Appleyard has researched and launched innovative projects like the Little Free Libraries you see all around the county.

She co-chaired Rebuild Northwest Florida and helped get thousands of families back in their homes after Hurricane Ivan.

“I learned all kinds of things about the community, about FEMA, hurricane response, and recovery,” Appleyard said. “I’m not saying you’re called to do it, but there’s a burden on you when you can do something like that to help. Everybody found a way to help and be involved in that.”

School Board Chair, Patty Hightower was on the Escambia Children’s Trust when Appleyard volunteered to serve as Interim Director. That was no small undertaking.

“I don’t know what we in this community would do without people like Carolyn Appleyard working in the background,” Hightower said. “Not usually out front, but working in the background to identify what will make a child’s life better, a family’s life better, and a community’s life better.”
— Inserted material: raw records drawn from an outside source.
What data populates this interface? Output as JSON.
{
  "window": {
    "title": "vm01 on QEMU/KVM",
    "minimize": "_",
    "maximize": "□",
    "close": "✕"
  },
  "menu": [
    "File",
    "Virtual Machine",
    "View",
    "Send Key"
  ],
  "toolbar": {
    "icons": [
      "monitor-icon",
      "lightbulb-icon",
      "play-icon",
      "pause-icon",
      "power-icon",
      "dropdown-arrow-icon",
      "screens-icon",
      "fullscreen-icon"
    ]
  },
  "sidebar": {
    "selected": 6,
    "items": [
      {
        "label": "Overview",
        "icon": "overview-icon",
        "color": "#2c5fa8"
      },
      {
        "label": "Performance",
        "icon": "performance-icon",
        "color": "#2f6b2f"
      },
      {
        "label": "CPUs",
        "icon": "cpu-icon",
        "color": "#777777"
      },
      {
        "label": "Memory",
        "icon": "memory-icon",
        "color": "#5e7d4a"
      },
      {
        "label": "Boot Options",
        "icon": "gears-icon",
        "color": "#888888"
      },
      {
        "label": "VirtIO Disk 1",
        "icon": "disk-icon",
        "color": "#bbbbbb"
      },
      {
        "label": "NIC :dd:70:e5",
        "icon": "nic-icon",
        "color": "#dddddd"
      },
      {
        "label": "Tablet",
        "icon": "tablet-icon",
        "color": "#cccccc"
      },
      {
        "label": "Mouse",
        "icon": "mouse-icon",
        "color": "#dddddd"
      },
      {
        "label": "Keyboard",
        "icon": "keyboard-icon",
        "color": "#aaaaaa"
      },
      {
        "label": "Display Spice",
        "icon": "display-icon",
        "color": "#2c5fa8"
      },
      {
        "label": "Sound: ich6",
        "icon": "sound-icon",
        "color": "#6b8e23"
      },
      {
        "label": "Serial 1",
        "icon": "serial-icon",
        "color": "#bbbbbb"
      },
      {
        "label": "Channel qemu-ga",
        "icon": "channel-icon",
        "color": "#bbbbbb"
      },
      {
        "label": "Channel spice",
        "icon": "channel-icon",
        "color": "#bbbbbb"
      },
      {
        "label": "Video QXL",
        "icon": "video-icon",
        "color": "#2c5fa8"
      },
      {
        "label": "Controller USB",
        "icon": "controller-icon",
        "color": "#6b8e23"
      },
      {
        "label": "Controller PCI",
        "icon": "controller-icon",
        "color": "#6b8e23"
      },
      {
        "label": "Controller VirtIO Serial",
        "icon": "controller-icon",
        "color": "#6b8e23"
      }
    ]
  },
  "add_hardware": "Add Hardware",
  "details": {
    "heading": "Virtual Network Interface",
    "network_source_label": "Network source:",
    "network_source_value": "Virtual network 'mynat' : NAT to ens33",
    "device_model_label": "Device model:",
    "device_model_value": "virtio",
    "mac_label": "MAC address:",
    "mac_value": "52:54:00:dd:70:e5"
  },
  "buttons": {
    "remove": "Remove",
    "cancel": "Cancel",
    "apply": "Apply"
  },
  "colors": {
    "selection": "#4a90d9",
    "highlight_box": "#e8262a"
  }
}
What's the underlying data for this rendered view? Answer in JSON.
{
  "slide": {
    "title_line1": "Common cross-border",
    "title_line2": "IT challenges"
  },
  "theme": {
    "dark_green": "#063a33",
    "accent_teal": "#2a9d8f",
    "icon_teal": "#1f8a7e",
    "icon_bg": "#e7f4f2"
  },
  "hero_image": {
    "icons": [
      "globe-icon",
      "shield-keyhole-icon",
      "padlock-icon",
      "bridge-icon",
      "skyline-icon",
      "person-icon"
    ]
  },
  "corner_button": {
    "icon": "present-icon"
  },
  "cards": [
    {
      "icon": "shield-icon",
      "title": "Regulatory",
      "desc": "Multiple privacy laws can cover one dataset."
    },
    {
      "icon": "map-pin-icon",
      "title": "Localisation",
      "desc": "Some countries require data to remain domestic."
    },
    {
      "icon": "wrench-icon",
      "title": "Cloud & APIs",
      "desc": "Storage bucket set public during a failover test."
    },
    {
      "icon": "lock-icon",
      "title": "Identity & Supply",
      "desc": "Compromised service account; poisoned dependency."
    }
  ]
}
Carolyn ran Habitat for Humanity during a transition, and the list goes on and on. She doesn’t care to try to recall, it’s not important.

Palmer says with all of that, there’s the biggest role his sister fulfills.

” We are still just a family and we have had the challenges that families have,” Palmer said. “Financial challenges, health challenges, and people that have had marital problems, or whatever it has been, there’s been one rock and that rock has always been Carolyn.”